By Dan Kennedy • The press, politics, technology, culture and other passions

Year-round daylight saving time may prove to be less popular than you think

Photo (cc) 2018 by Phil Norton

Now that we appear to be on the verge of adopting daylight saving time year-round, we are finally starting to see some long-overdue pushback.

In The Boston Globe, reporters Gal Tziperman Lotan and Sarah Fatima quote experts who say that although we should stop moving the clocks forward and back twice a year, we should settle on standard time rather than daylight time. The reason: sunrise that can come to Boston as late as 8:15 a.m. during the darkest weeks of the year is far more harmful to us than sunset at 4:15 p.m. They quote Charles Czeisler, a sleep expert at Brigham and Women’s, as saying:

In their zeal to prevent the annual switch, the Senate has unfortunately chosen the wrong time to stabilize onto. What the Senate passed yesterday would require all Americans to start their work and school an hour earlier than they usually do, and that’s particularly difficult to do in the winter, when the sun is rising later.

Czeisler is right — but do we really want to give up those glorious 8:30 p.m. sunsets in the summer, with the light lasting until after 9 for a few weeks? I sure don’t.

So is year-round daylight saving time the way to go? We’ve tried it before — and it quickly proved to be unpopular. In 1973, the federal government adopted a measure to abolish standard time in order to deal with an oil shortage. Andrew Beaujon of Washingtonian magazine writes that the sight of children walking to school in the dark led to quick repeal of the measure:

The early-morning darkness quickly proved dangerous for children: A 6-year-old Alexandria girl was struck by a car on her way to Polk Elementary School on January 7; the accident broke her leg. Two Prince George’s County students were hurt in February. In the weeks after the change, eight Florida kids were killed in traffic accidents. Florida’s governor, Reubin Askew, asked for Congress to repeal the measure. “It’s time to recognize that we may well have made a mistake,” US Senator Dick Clark of Iowa said during a speech in Congress on January 28, 1974. In the Washington area, some schools delayed their start times until the sun caught up with the clock.

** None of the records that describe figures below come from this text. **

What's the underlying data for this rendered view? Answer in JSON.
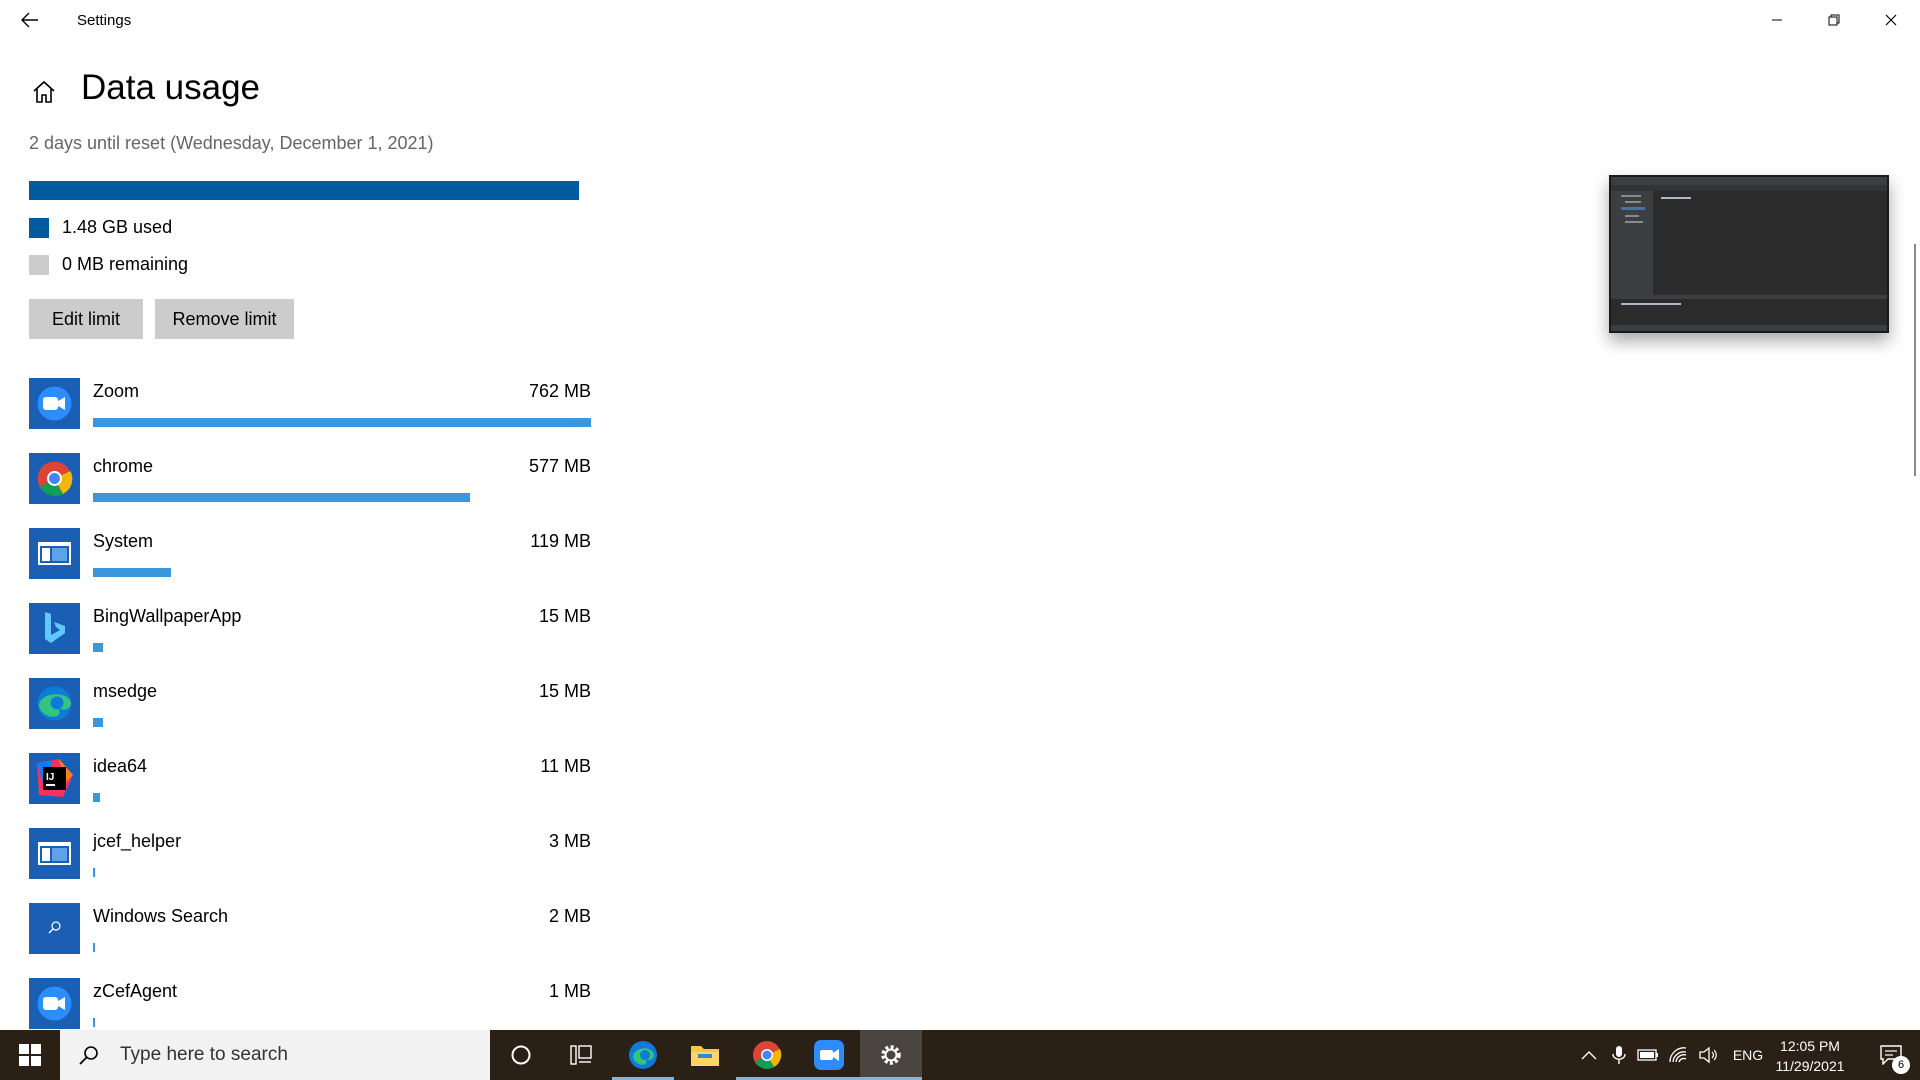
{
  "window": {
    "title": "Settings"
  },
  "page": {
    "title": "Data usage",
    "reset_text": "2 days until reset (Wednesday, December 1, 2021)"
  },
  "usage": {
    "used_fraction": 1.0,
    "used_label": "1.48 GB used",
    "remaining_label": "0 MB remaining",
    "used_color": "#005a9e",
    "remaining_color": "#cccccc"
  },
  "buttons": {
    "edit_limit": "Edit limit",
    "remove_limit": "Remove limit"
  },
  "apps": [
    {
      "name": "Zoom",
      "size": "762 MB",
      "fraction": 1.0,
      "icon": "zoom-icon"
    },
    {
      "name": "chrome",
      "size": "577 MB",
      "fraction": 0.757,
      "icon": "chrome-icon"
    },
    {
      "name": "System",
      "size": "119 MB",
      "fraction": 0.156,
      "icon": "system-window-icon"
    },
    {
      "name": "BingWallpaperApp",
      "size": "15 MB",
      "fraction": 0.02,
      "icon": "bing-icon"
    },
    {
      "name": "msedge",
      "size": "15 MB",
      "fraction": 0.02,
      "icon": "edge-icon"
    },
    {
      "name": "idea64",
      "size": "11 MB",
      "fraction": 0.014,
      "icon": "intellij-icon"
    },
    {
      "name": "jcef_helper",
      "size": "3 MB",
      "fraction": 0.004,
      "icon": "system-window-icon"
    },
    {
      "name": "Windows Search",
      "size": "2 MB",
      "fraction": 0.003,
      "icon": "search-icon"
    },
    {
      "name": "zCefAgent",
      "size": "1 MB",
      "fraction": 0.0013,
      "icon": "zoom-icon"
    }
  ],
  "taskbar": {
    "search_placeholder": "Type here to search",
    "language": "ENG",
    "time": "12:05 PM",
    "date": "11/29/2021",
    "notification_count": "6",
    "background": "#2b2016"
  }
}
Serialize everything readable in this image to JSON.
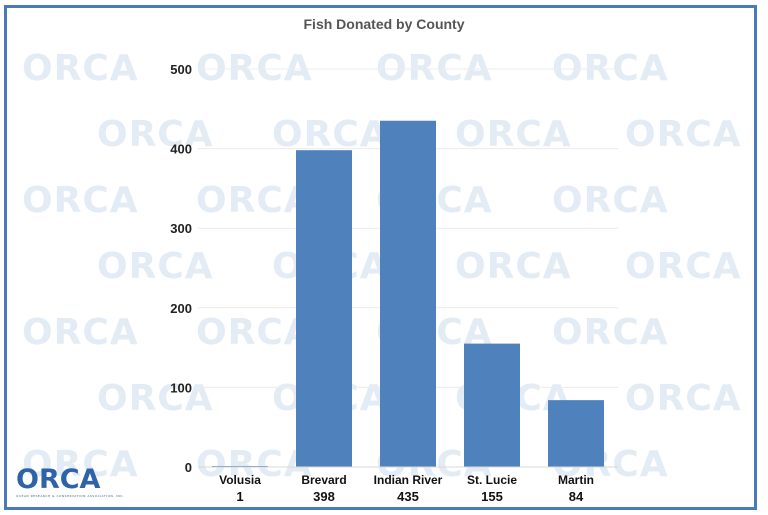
{
  "watermark": {
    "text": "ORCA"
  },
  "logo": {
    "text": "ORCA",
    "tagline": "OCEAN RESEARCH & CONSERVATION ASSOCIATION, INC."
  },
  "colors": {
    "bar": "#4f81bd",
    "frame": "#4a7ab8",
    "watermark": "#e3ebf5",
    "logo": "#2f63a8"
  },
  "chart_data": {
    "type": "bar",
    "title": "Fish Donated by County",
    "categories": [
      "Volusia",
      "Brevard",
      "Indian River",
      "St. Lucie",
      "Martin"
    ],
    "values": [
      1,
      398,
      435,
      155,
      84
    ],
    "value_labels": [
      "1",
      "398",
      "435",
      "155",
      "84"
    ],
    "ylim": [
      0,
      500
    ],
    "yticks": [
      0,
      100,
      200,
      300,
      400,
      500
    ],
    "grid": true,
    "legend": "none",
    "xlabel": "",
    "ylabel": ""
  }
}
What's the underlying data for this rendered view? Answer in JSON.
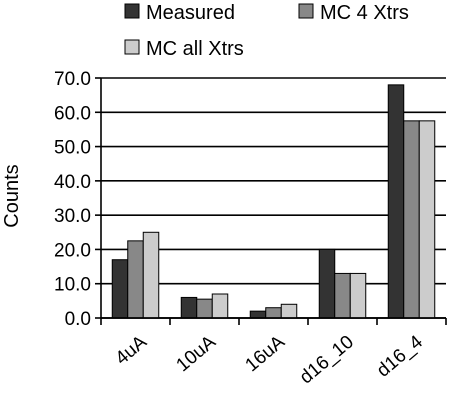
{
  "chart_data": {
    "type": "bar",
    "title": "",
    "xlabel": "",
    "ylabel": "Counts",
    "ylim": [
      0,
      70
    ],
    "yticks": [
      "0.0",
      "10.0",
      "20.0",
      "30.0",
      "40.0",
      "50.0",
      "60.0",
      "70.0"
    ],
    "categories": [
      "4uA",
      "10uA",
      "16uA",
      "d16_10",
      "d16_4"
    ],
    "series": [
      {
        "name": "Measured",
        "values": [
          17,
          6,
          2,
          20,
          68
        ]
      },
      {
        "name": "MC 4 Xtrs",
        "values": [
          22.5,
          5.5,
          3,
          13,
          57.5
        ]
      },
      {
        "name": "MC all Xtrs",
        "values": [
          25,
          7,
          4,
          13,
          57.5
        ]
      }
    ],
    "grid": true,
    "legend_position": "top",
    "colors": [
      "#333333",
      "#888888",
      "#cccccc"
    ]
  }
}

In fact, Beaujon found, the increase in the number of fatalities was statistically insignificant, and we really did save a whole lot of energy. But the larger point stands. More sunlight in the afternoon sounds like a good idea until people see what it looks like when they wake up in the morning.

The Senate unanimously passed a permanent daylight saving bill on Wednesday, delighting long-time proponents such as U.S. Sen. Ed Markey, sponsor of the Sunshine Protection Act. The very name suggests that Markey is not a morning person. We’ll see whether it becomes law, or if it stalls once it reaches the House.

There are only so many hours of sunlight available. Some people may not like moving the clocks back and forth, but it’s probably the best of all options.

Discover more from Media Nation

Subscribe to get the latest posts sent to your email.


GBH News GM Pam Johnston on how public media can help fill the local news gap


Gannett goes on a massive spree of closing and merging weekly newspapers


  1. Steve Ross

    I note that Boston rush hours start early because so many hospital and education workers have a 7am to 3 pm “daytime” work day.

    I also note that as a volunteer I have taught midnight and 1 am community college students coming off the 3 pm-11 pm hospital shifts and found them uniformly attentive and sharp. They had adapted to just ignore the sky. In some cases, their hospital employers had adapted as well, providing shuttle busses and subsidizing Uber etc because the T is unusable that late…

    Lesson: Just set the damn clock on one time and live with it. I’m not sure any study on that that time would be, would be definitive. We’re close to the eastern edge of our time zone and already get our sunrises and sunsets earlier than NYC.

  2. Lex

    I’m not a morning person, either. That said, I just want them to pick one time and stick with it year-round. I do not care which one they pick.

    • Dan Kennedy

      And I’d like 15 hours of daylight every day, year-round.

      • Steve Ross

        I like to take pictures at sunrise and sunset, moonrise and moonset… have some nice recent shots of Venus in the morning sky. I want sun, moon, Venus etc to be where I want them, when I’m ready for them, with just the right amount of clouds. There oughta be a law….

  3. Ilex

    Maybe we could go back half an hour this fall and stay there.

    I genuinely don’t care which time we go with, since both standard and daylight saving time can be argued for or against. I just want to stop this endless switching around. I like watching the gradual change in sunrise/sunset and the movement of the stars through the year, and I hate these sudden jerks in the natural shift. It’s not good for anybody.

    As for school kids, there are a lot fewer of them walking now than in the 70s. Also, I tie an Illuminite band around my waist to walk in the dark winter mornings and evenings, and it’s clear that drivers can see it by their reactions. We could provide school children with highly reflective articles of clothing as well, and/or arrange crocodiles led by an adult as they do in the UK. And implementing general pedestrian safety measures would help keep kids safer, too, daylight or dark.

    Let’s just lock the clock somewhere and never change again.